Rechtliche Beurteilung

[3] Dagegen richtet sich der außerordentliche Revisionsrekurs der Mutter. Darin wird keine erhebliche Rechtsfrage im Sinn des § 62 Abs 1 AußStrG aufgezeigt.

[4] Die Mutter macht als erhebliche Rechtsfrage geltend, das Rekursgericht verkenne, dass nach der Rechtsprechung des Obersten Gerichtshofs jede Obsorgeentziehung, auch die Zuteilung der Alleinobsorge nach Auflösung der Ehe nach § 180 ABGB, eine Gefährdung des Kindeswohls voraussetze, die hier nicht vorliege.

[5] Die Entscheidung nach § 180 Abs 2 ABGB, welchem Elternteil nach Ende der Ehe die Obsorge endgültig zu übertragen ist, hat sich allein am darin genannten Kindeswohl zu orientieren (1 Ob 250/14t), und zwar ohne, dass es – anders als in den hier nicht relevanten Fällen der §§ 181 f ABGB) – einer Kindeswohlgefährdung bedarf, um die alleinige Obsorge anzuordnen (3 Ob 128/14s; vgl Weitzenböck in Schwimann/Kodek , ABGB 5 § 181 Rz 3). Für die Entscheidung, ob eine Alleinobsorge eines Elternteils oder eine Obsorge beider Eltern anzuordnen ist, kommt es daher darauf an, welche Regelung dem Wohl des Kindes besser entspricht (6 Ob 41/13t EF Z 3013, 164 [ Beck ] = EvBl 2013, 963 [ Gottschamel ]; RS0128812).

[6] Der Oberste Gerichtshof ist daher der im außerordentlichen Revisionsrekurs angeführten Lehrmeinung ( Heinrich/Pendl , Entziehung der Obsorge ohne Kindeswohlgefährdung?, EF Z 2013, 248 ff), wonach auch die Änderung der Obsorgeverhältnisse nach § 180 ABGB hin zu einer Alleinobsorge eines Elternteils die Gefährdung des Kindeswohls voraussetze, nicht gefolgt.

[7] Die Entscheidung des Rekursgerichts steht im Einklang mit dieser Rechtsprechung.

[8] Die Frage, ob die Obsorge beider Eltern dem Kindeswohl entspricht (RS0128812 [T8]), sowie die Frage, welchem Elternteil die Kindesobsorge übertragen werden soll, hängt stets von den Umständen des Einzelfalls ab, sofern auf das Kindeswohl ausreichend Bedacht genommen wurde (RS0007101 [T8]).

[9] Eine Überschreitung des den Vorinstanzen eingeräumten Ermessensspielraums oder eine Außerachtlassung des Kindeswohls bei der Zuteilung der Alleinobsorge an den Vater wird im Rechtsmittel der Mutter nicht aufgezeigt, weil nach den Feststellungen bei der Mutter nur eine eingeschränkte Erziehungsfähigkeit vorliegt, aus der sich das erhöhte Risiko einer kindlichen Fehlentwicklung ergibt.

[10] Auch die Frage, ob das Wohl des Kindes es erfordert, nach § 180 Abs 1 ABGB eine vorläufige Regelung der elterlichen Verantwortung zu treffen, hängt von den Umständen des Einzelfalls ab, die in der Regel keine erhebliche Rechtsfrage iSd § 62 Abs 1 AußStrG begründet (RS0128813 [T1]).
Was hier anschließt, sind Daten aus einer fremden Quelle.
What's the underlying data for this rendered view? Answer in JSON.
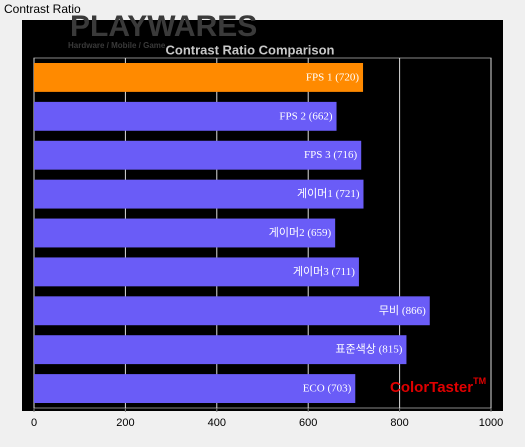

[11] Hier sahen die Vorinstanzen von der Anordnung einer Phase der vorläufigen elterlichen Verantwortung aufgrund der strittigen Situation, aber auch aufgrund von psychischen Risikofaktoren für das Wohlergehen der Kinder auf Seiten der Mutter ab. Angesichts dessen wird mit dem Hinweis auf die von der Sachverständigen für möglich gehaltene zukünftige Verbesserung der Kommunikationsbasis der Eltern noch nicht dargetan, dass die Vorinstanzen die Voraussetzungen für eine endgültige Obsorgeregelung gravierend verkannt hätten.

[12] Mangels einer Rechtsfrage der Qualität des § 62 Abs 1 AußStrG war der Revisionsrekurs daher zurückzuweisen.

[13] Die Eingabe der Mutter vom 25. 1. 2021 widerspricht dem auch im außerstreitigen Verfahren geltenden Grundsatz der Einmaligkeit des Rechtsmittels. Nachträge sind daher prinzipiell unzulässig (RS0007007 [T10, T12]).